Over the next 48 hours he sent me over 40 text messages ranging from “We’d be great together, can we go out again?” to “Whatever, I’m not even into you anyway”.
Safe to say, I never saw him again.
3. The Eye-Fucker.
We were at the bar, 2 minutes into our first date, when he started blatantly flirting with the girl serving us. Now I’m not one to mind a guy having a little look around, but this was just ridiculous.
After tactically choosing a seat that provided him with a clear view of her rack, he then commenced 30 minutes of award-winning eye-fucking which basically made me vomit in my mouth. Needing to be far more drunk for this shit, I stood up to get the next round in, when he practically rugby tackled me to get there first.

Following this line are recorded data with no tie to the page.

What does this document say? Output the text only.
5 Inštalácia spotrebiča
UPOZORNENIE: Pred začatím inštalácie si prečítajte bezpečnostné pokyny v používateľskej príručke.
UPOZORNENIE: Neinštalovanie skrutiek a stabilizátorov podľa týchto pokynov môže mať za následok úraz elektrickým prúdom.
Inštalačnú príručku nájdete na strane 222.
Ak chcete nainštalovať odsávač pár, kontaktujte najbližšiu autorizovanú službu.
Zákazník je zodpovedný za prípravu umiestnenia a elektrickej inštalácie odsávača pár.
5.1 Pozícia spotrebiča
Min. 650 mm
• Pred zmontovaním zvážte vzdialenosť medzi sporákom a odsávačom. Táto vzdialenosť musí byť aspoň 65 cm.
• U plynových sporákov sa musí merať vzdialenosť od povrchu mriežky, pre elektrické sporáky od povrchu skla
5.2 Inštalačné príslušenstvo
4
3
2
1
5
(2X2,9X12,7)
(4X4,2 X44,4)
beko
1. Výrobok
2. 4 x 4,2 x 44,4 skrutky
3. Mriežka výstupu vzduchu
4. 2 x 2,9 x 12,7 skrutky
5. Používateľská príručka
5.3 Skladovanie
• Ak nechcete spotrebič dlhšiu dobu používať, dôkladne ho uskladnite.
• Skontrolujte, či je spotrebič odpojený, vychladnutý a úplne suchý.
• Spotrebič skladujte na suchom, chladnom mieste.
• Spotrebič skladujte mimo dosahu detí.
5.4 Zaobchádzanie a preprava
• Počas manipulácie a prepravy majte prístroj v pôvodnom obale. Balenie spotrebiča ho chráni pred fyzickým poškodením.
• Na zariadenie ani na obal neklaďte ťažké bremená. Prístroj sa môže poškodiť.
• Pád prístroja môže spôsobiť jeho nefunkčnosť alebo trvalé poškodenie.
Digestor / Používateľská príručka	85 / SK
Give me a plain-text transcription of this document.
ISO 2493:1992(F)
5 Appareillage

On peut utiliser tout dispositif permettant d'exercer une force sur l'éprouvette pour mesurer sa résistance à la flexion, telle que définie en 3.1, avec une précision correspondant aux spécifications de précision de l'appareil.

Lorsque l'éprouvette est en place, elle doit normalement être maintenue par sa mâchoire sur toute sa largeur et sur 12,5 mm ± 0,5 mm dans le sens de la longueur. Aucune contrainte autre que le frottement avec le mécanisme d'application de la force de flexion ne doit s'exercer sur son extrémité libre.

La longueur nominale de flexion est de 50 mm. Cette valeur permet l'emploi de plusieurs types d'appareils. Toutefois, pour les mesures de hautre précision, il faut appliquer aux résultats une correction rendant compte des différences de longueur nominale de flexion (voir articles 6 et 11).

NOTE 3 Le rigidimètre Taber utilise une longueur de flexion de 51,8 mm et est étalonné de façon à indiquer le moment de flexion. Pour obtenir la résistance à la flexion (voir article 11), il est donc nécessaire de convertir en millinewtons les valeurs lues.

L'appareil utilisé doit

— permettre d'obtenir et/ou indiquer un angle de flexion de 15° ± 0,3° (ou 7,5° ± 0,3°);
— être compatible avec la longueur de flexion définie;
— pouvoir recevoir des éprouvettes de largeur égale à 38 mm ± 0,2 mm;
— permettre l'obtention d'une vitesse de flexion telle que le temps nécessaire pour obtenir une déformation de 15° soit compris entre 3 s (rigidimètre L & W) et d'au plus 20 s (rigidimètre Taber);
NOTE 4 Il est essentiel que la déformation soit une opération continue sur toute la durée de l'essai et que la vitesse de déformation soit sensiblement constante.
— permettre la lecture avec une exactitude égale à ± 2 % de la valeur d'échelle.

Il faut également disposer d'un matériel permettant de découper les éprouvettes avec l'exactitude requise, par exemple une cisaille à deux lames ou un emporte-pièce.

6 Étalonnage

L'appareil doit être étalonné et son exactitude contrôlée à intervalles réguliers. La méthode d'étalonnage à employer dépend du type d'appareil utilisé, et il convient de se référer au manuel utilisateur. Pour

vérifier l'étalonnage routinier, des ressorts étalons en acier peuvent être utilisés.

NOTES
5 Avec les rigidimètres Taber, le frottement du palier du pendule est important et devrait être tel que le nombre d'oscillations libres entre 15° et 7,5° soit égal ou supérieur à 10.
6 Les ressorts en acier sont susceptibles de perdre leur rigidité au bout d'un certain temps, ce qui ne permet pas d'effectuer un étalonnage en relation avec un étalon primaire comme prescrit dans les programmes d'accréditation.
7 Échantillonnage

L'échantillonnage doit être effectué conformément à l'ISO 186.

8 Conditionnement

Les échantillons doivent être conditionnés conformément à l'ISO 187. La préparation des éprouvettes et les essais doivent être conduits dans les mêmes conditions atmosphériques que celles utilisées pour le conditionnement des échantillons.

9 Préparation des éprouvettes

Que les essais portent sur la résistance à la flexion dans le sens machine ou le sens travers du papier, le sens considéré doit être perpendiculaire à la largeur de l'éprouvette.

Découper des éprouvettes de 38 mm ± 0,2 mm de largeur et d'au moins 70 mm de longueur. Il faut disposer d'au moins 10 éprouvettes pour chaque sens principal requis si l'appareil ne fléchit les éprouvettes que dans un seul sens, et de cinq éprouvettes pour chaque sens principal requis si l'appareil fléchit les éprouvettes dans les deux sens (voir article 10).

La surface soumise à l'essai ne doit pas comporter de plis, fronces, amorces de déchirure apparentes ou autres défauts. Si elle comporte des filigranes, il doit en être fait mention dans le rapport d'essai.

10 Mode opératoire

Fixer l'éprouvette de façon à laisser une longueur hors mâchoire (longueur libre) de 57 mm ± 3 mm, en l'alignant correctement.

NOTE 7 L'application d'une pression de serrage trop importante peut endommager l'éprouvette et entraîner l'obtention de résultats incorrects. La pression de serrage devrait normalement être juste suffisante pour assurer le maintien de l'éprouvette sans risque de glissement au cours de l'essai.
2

Oh yeah, he asked me for a tenner to pay for the drinks too. Great.
4. The Ex Guy
This guy spent 2 months chasing me until I finally agreed to go on a date with him. He was very sweet, it’s a shame it didn’t work out really.

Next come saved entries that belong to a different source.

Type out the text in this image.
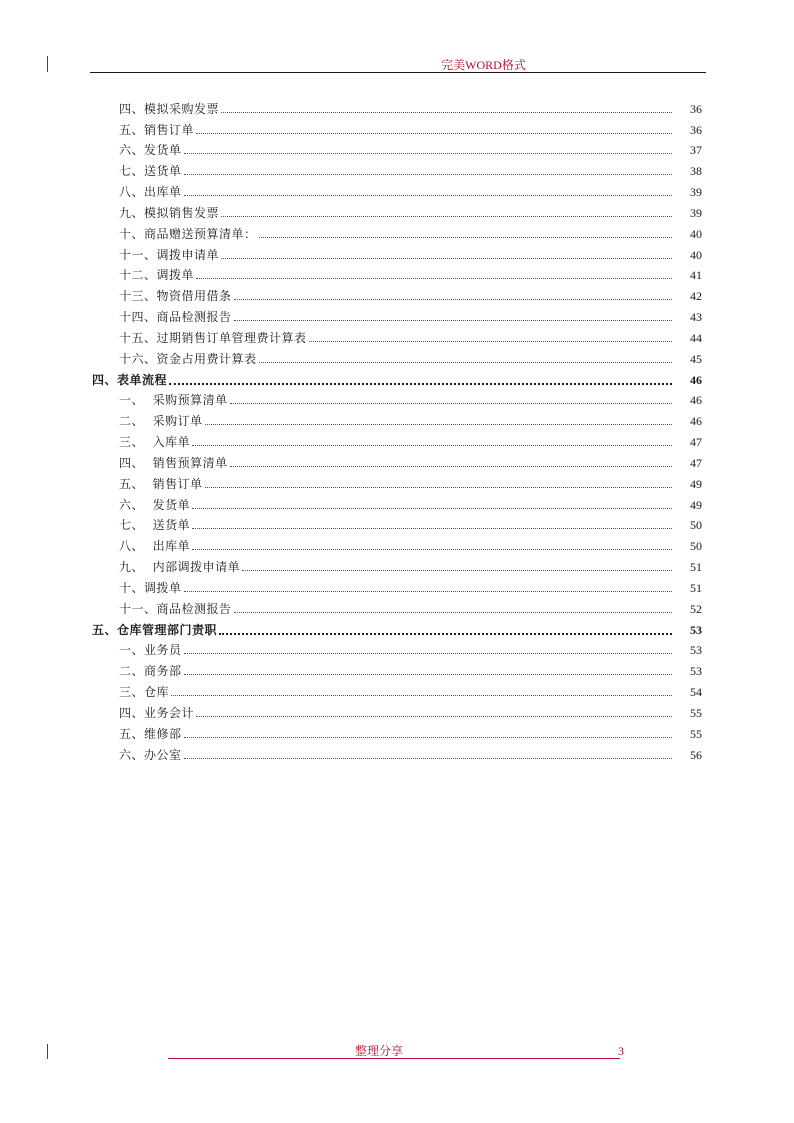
完美WORD格式
四、模拟采购发票	36
五、销售订单	36
六、发货单	37
七、送货单	38
八、出库单	39
九、模拟销售发票	39
十、商品赠送预算清单：	40
十一、调拨申请单	40
十二、调拨单	41
十三、物资借用借条	42
十四、商品检测报告	43
十五、过期销售订单管理费计算表	44
十六、资金占用费计算表	45
四、表单流程	46
一、  采购预算清单	46
二、  采购订单	46
三、  入库单	47
四、  销售预算清单	47
五、  销售订单	49
六、  发货单	49
七、  送货单	50
八、  出库单	50
九、  内部调拨申请单	51
十、调拨单	51
十一、商品检测报告	52
五、仓库管理部门责职	53
一、业务员	53
二、商务部	53
三、仓库	54
四、业务会计	55
五、维修部	55
六、办公室	56
整理分享	3
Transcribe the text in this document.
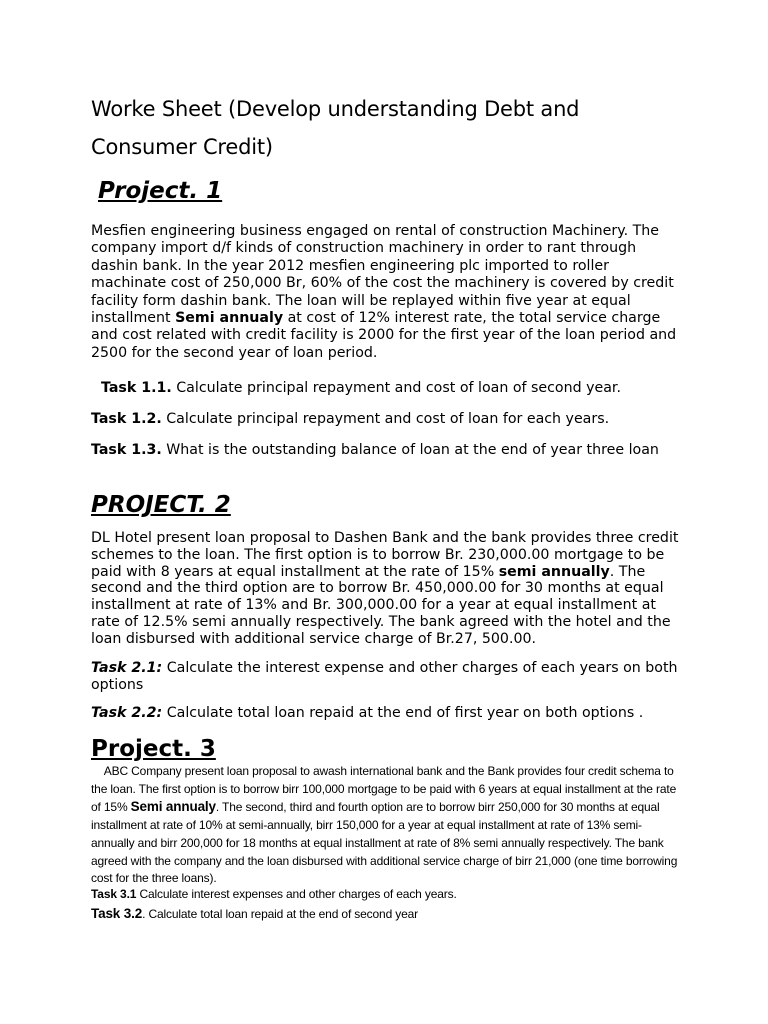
Worke Sheet (Develop understanding Debt and
Consumer Credit)
Project. 1
Mesfien engineering business engaged on rental of construction Machinery. The company import d/f kinds of construction machinery in order to rant through dashin bank. In the year 2012 mesfien engineering plc imported to roller machinate cost of 250,000 Br, 60% of the cost the machinery is covered by credit facility form dashin bank. The loan will be replayed within five year at equal installment Semi annualy at cost of 12% interest rate, the total service charge and cost related with credit facility is 2000 for the first year of the loan period and 2500 for the second year of loan period.
Task 1.1. Calculate principal repayment and cost of loan of second year.
Task 1.2. Calculate principal repayment and cost of loan for each years.
Task 1.3. What is the outstanding balance of loan at the end of year three loan
PROJECT. 2
DL Hotel present loan proposal to Dashen Bank and the bank provides three credit schemes to the loan. The first option is to borrow Br. 230,000.00 mortgage to be paid with 8 years at equal installment at the rate of 15% semi annually. The second and the third option are to borrow Br. 450,000.00 for 30 months at equal installment at rate of 13% and Br. 300,000.00 for a year at equal installment at rate of 12.5% semi annually respectively. The bank agreed with the hotel and the loan disbursed with additional service charge of Br.27, 500.00.
Task 2.1: Calculate the interest expense and other charges of each years on both options
Task 2.2: Calculate total loan repaid at the end of first year on both options .
Project. 3
ABC Company present loan proposal to awash international bank and the Bank provides four credit schema to the loan. The first option is to borrow birr 100,000 mortgage to be paid with 6 years at equal installment at the rate of 15% Semi annualy. The second, third and fourth option are to borrow birr 250,000 for 30 months at equal installment at rate of 10% at semi-annually, birr 150,000 for a year at equal installment at rate of 13% semi-annually and birr 200,000 for 18 months at equal installment at rate of 8% semi annually respectively. The bank agreed with the company and the loan disbursed with additional service charge of birr 21,000 (one time borrowing cost for the three loans).
Task 3.1 Calculate interest expenses and other charges of each years.
Task 3.2. Calculate total loan repaid at the end of second year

I can’t put my finger on exactly went wrong, but it could have something to do with the fact that he spoke about his ex all night and then two weeks later he proposed to her and they got back together.
Yeah, it could’ve been that.
5. The Honest Twat
Muscly, attractive and an ego the size of Russia, I didn’t have particularly high hopes for this one from the off, but for some reason when he muttered the words “I’m worried I’m going to be a massive twat to you”, I shrugged them off and put it down to first date nerves.
2 months later and after being played like a second hand copy of COD, I realised that he was an actual massive bellend of a twat.
Fair play to him, he wasn’t lying.
6. The Doctor
He mentioned he was a doctor when we first met which is obviously an impressive vocation, but perhaps I didn’t show enough appreciation in the first instance as he proceeded to drop it into conversation every 15 minutes for TWO HOURS STRAIGHT.
After hearing about his life saving skills for what felt like an eternity, we were paying for the bottle of Champagne that HE ordered and that I’D offered to pay half of, when he said “Well, you’ve done well out of this, haven’t you?”. It got even better when his response to me suggesting we share a taxi to our respective homes was, “I guess I’m paying for that too, hey?”.
Unsurprisingly, I passed on the chance to experience his bedside manner. Did I mention he was a doctor though? Swoon.
Wish me luck for the next 6 dates, I bloody need it.